March 28, 2016 9:40 AM EDT

The are significant misconceptions about the impact of Autonomously Driving Vehicles and on-Demand Mobility on vehicle ownership and auto demand, according to a team of analysts at Deutsche Bank. In the view of analyst Rod Lache, Auto Sales are more likely to increase than decrease, even as the population of vehicles declines.

"On-demand mobility services such as Uber and Lyft have tremendous potential for growth, but they will not replace private ownership everywhere," the analyst explained. "Our analysis suggests that these will be practical and financially attractive in the densest sub-sections of the top 20 MSAs (13.2MM households owning 15.5MM vehicles). Within these regions up to 61% of households may find it financially attractive to switch to On-Demand Mobility. Ultimately, we believe that network owned autonomous vehicles (e.g. operated by Uber, Lyft, Maven, Google, FordPass) may ultimately reduce the U.S. Parc by 7MM vehicles. Autonomous privately owned vehicles could further reduce the Parc by an additional 18.5MM."

"Our analysis suggests that Autonomous Driving and On-Demand Mobility will result in more miles driven. This should lead to increased annual vehicle scrappage (life expectancy is dependent on miles driven). Annual sales will likely increase and the Auto Industry will likely become somewhat less cyclical. Moreover, we see more upside vs. downside risk for U.S. mass market OEMs. They are not profitable in the segments that are most likely to be disrupted. And they have potential to generate significant recurring earnings streams from mobility services (every 1% of NA volume shifted to this market could contribute $1.4-$1.7bn to earnings)," continued the analyst.

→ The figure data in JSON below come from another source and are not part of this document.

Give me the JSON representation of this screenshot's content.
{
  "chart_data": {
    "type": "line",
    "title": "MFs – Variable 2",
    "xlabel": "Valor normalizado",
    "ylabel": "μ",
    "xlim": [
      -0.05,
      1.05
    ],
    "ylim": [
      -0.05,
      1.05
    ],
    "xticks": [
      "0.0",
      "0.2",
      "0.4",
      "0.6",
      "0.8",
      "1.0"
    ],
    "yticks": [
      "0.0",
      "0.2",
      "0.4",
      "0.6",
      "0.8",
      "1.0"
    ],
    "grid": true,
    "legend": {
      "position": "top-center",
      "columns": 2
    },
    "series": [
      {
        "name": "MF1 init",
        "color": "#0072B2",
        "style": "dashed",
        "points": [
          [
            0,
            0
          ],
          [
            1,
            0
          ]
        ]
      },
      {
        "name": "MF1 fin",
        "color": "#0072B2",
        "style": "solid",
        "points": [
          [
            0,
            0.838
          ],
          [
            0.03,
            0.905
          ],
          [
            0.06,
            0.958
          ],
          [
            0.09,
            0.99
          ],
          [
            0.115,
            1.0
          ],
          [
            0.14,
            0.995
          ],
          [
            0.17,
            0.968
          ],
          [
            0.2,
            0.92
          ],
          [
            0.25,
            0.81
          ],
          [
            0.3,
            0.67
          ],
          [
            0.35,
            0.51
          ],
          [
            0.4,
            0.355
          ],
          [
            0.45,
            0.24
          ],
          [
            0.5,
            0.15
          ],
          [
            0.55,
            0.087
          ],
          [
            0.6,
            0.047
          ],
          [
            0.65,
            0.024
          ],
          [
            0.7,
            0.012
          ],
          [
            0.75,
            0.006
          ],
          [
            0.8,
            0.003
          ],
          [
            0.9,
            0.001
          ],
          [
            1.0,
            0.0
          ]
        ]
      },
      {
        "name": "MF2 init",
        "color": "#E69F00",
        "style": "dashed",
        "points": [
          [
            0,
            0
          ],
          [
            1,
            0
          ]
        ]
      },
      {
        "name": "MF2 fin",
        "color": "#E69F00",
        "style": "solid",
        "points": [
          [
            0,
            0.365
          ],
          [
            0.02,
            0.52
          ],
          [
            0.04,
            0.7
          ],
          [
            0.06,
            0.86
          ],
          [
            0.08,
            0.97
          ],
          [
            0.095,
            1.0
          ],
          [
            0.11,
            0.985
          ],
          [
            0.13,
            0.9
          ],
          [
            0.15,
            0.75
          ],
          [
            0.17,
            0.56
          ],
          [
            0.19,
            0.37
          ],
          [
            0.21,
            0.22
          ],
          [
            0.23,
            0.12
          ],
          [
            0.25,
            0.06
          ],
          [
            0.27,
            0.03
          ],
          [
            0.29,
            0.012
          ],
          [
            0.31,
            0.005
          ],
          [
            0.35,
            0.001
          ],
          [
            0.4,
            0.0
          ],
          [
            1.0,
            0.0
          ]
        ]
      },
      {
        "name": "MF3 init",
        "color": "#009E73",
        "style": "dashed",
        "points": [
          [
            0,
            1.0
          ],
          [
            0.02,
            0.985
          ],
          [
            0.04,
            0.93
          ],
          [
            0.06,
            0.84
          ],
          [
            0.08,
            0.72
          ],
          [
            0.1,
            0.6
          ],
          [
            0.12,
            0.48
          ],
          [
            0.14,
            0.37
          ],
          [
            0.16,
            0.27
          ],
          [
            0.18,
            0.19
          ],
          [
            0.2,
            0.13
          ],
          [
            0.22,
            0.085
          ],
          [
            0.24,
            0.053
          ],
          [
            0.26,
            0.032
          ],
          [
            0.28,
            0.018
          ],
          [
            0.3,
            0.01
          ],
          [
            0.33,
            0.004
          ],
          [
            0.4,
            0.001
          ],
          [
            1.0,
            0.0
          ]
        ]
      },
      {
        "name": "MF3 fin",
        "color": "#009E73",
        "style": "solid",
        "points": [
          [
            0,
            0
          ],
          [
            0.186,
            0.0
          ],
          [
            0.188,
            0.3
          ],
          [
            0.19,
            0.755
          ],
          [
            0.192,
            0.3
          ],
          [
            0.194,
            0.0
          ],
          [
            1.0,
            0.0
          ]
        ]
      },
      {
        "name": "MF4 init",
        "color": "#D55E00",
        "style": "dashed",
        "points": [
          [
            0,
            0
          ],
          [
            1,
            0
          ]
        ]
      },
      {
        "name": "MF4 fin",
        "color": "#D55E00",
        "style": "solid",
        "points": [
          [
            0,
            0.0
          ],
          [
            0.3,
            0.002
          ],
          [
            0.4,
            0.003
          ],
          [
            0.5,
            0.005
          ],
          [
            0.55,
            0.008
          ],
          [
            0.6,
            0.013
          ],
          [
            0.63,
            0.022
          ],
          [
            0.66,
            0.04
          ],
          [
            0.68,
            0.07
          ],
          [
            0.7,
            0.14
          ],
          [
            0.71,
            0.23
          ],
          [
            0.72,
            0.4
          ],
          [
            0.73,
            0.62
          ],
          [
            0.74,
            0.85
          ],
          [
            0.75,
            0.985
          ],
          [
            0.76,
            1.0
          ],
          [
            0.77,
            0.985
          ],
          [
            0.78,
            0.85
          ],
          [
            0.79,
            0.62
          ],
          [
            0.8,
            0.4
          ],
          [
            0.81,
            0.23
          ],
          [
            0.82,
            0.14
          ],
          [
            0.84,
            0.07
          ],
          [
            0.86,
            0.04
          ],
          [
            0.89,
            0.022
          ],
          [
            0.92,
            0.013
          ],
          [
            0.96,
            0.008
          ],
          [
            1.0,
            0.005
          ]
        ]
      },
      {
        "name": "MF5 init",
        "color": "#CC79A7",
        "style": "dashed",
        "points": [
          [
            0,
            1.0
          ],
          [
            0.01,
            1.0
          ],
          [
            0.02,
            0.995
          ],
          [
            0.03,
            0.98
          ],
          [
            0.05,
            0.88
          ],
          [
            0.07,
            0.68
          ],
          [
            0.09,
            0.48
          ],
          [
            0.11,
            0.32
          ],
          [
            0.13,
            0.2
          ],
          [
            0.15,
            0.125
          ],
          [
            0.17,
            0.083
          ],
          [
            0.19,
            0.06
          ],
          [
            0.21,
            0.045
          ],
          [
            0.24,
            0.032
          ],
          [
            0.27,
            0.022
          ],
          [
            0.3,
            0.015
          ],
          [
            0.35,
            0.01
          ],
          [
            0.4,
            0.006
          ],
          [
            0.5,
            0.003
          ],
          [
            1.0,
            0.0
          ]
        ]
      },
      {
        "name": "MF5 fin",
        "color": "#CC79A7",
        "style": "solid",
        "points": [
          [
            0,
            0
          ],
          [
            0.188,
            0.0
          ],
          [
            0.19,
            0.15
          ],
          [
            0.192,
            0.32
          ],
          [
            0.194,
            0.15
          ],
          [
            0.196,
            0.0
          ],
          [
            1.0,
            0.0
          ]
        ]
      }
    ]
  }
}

Discussing impact on suppliers and semi companies, Lache said ,"McKinsey recently estimated that by 2030, approximately 50% of all vehicles sold globally will have semi-autonomous driving capability and 15% will be Fully Autonomous. We believe that most of the remaining 35% will have significant active safety content (i.e. autonomous braking). Based on these forecasts, we believe that the market for Automation alone (hardware and software) could climb to $120bn sometime between 2025 and 2030. We also expect this phenomenon to increase demand for Vehicle Electrification. We believe suppliers best positioned to take advantage of this opportunity include Mobileye, Delphi, Continental, Autoliv, and Denso. Semiconductor content per vehicle could expand up to $1k (~$400 from ADAS alone) vs. $350 today, making for a 15-year Automotive semiconductor CAGR of +6% (roughly half from ADAS). Top picks in global semiconductors to play this theme include Buy-rated Infineon, Maxim Integrated, and NXP."